How Hotel companies can experience ROI uplift with micro marketing

It’s no secret — the process of building out your 2018 business plan and marketing strategy can, more often than not, feel like gambling. Are you going to wager all your chips (marketing dollars) on black or red, odd or even? Should you make a high bet, or an inside bet? What happens if your bet is a bust? Did you just gamble away the potential success of your business or product?

What if we told you that you could minimize that perceived risk, while maximizing results?

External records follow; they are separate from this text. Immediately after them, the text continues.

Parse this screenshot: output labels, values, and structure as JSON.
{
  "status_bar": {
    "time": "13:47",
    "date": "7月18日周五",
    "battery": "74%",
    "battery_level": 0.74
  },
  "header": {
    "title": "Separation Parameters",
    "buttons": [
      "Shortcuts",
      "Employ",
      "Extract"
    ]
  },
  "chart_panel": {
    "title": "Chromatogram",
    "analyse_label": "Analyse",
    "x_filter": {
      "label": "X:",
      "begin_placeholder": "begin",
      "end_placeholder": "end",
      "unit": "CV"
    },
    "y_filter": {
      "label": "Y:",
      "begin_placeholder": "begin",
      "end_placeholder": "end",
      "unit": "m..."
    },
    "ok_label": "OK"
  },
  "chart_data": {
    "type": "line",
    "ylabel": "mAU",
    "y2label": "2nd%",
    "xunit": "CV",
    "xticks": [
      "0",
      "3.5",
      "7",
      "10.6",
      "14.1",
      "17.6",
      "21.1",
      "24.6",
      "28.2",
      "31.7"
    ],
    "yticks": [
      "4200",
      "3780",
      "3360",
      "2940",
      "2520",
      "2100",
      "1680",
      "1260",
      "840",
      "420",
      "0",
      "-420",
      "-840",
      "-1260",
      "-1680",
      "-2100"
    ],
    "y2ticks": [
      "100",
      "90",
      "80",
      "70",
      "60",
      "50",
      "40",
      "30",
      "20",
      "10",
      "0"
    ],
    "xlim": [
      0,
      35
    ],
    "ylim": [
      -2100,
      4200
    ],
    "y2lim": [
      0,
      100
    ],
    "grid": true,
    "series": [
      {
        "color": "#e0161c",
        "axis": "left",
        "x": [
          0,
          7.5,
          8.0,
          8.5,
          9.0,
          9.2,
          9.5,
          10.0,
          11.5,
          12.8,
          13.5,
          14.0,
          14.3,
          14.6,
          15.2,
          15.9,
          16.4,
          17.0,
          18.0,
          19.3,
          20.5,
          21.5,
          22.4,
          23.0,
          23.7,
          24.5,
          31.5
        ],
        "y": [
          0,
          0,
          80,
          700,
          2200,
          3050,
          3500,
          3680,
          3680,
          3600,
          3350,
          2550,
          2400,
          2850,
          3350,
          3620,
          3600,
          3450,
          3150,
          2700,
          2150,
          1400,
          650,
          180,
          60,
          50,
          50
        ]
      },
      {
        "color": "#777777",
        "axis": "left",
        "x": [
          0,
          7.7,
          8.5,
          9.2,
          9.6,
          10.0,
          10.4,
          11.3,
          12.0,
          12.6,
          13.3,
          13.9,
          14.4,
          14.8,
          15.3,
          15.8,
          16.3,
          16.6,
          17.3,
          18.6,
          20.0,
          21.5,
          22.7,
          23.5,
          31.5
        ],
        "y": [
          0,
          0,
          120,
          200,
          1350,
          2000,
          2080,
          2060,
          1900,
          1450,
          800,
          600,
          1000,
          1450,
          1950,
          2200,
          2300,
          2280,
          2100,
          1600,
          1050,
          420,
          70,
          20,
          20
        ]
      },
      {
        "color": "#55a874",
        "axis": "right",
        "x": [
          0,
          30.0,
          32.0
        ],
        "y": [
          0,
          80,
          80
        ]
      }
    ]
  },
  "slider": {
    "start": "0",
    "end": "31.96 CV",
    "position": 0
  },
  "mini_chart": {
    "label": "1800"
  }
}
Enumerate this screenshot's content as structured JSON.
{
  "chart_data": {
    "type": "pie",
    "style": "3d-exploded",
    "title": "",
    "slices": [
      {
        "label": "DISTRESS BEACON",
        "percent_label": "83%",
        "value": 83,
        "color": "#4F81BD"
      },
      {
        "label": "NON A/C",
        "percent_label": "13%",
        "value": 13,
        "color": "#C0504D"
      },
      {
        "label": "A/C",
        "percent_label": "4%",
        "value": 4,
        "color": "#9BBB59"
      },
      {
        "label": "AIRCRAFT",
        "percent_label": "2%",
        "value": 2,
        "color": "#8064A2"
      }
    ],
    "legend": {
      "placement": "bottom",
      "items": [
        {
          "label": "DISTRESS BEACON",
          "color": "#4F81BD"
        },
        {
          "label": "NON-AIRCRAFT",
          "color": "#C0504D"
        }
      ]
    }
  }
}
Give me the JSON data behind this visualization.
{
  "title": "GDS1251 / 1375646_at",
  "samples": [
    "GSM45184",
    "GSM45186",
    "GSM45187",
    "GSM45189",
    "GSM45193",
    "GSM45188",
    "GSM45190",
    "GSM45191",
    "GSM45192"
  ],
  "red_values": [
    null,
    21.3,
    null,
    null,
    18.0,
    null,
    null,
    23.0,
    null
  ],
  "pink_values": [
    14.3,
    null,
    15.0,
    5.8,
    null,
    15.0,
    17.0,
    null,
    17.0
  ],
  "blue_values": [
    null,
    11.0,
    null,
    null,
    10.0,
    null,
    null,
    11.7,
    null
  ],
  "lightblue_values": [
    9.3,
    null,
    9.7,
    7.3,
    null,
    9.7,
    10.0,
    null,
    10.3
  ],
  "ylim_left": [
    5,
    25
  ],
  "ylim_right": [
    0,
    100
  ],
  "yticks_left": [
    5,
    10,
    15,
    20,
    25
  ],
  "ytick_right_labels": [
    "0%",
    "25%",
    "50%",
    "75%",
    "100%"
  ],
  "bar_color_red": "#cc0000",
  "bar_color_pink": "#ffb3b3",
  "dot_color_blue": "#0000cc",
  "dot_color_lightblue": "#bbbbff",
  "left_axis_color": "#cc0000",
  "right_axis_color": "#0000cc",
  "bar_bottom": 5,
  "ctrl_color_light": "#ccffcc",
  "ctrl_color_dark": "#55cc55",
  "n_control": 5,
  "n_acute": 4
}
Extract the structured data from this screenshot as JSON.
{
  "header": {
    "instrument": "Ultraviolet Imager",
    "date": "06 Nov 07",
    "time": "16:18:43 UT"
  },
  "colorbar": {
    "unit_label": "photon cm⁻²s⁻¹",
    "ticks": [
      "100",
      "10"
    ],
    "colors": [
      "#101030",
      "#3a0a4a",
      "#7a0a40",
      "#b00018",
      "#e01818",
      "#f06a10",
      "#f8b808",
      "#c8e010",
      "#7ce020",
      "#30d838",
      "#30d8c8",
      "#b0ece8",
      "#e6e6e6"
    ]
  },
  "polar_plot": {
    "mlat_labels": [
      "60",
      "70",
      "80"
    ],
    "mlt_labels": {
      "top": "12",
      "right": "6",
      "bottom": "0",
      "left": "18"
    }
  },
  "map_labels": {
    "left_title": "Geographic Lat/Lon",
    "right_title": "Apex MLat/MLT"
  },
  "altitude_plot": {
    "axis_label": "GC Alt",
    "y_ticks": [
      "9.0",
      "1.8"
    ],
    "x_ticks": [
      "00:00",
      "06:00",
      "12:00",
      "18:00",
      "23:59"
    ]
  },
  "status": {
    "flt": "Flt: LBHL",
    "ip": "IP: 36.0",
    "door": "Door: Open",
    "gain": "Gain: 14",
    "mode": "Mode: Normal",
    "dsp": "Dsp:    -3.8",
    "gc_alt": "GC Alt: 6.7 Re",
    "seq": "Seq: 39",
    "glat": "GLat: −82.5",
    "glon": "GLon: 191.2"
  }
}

Typically, the missteps experienced in marketing strategies (especially those specific to content marketing) stem from the misunderstanding of preferred content streams and social platforms popularly used by the target consumer, their core values and their subsequent buying behaviors and motivation(s). The problem here is, if a critical misunderstanding exists, but a company goes full steam ahead on that misinformed idea using the bulk of their marketing budget, recovery isn’t always a walk in the park. And no one is exempt from this experience; even industry giants such as Pepsi and Dove (to use recent examples) have felt the effects of poorly developed or executed, high budget campaigns that promptly imploded on a very public scale, leaving their PR teams scrambling to pick up the pieces and re-strategize.

Large-scale campaigns can also take a great deal of time to develop, approve and implement — leaving companies at the mercy of a marketing landscape that is, more often than not, rapidly shifting to align with evolving consumers. Basically, if you take too long to come to the table, there might be nothing left waiting for you.

This is where the concept of Agile marketing comes into play.

The Agile marketing methodology revolves around the efficient implementation of mini, micro-campaigns (or critical segments of a larger campaign) that are released in waves using a highly collaborative approach from your entire team. This allows companies to effectively test and gauge consumer response in smaller doses, without utilizing all (or the majority of) their marketing resources in one shot. With an increase in speed, transparency and adaptability of company process, team members can focus effectively on minimal increments of each project until they become suitable for release or testing amongst consumers.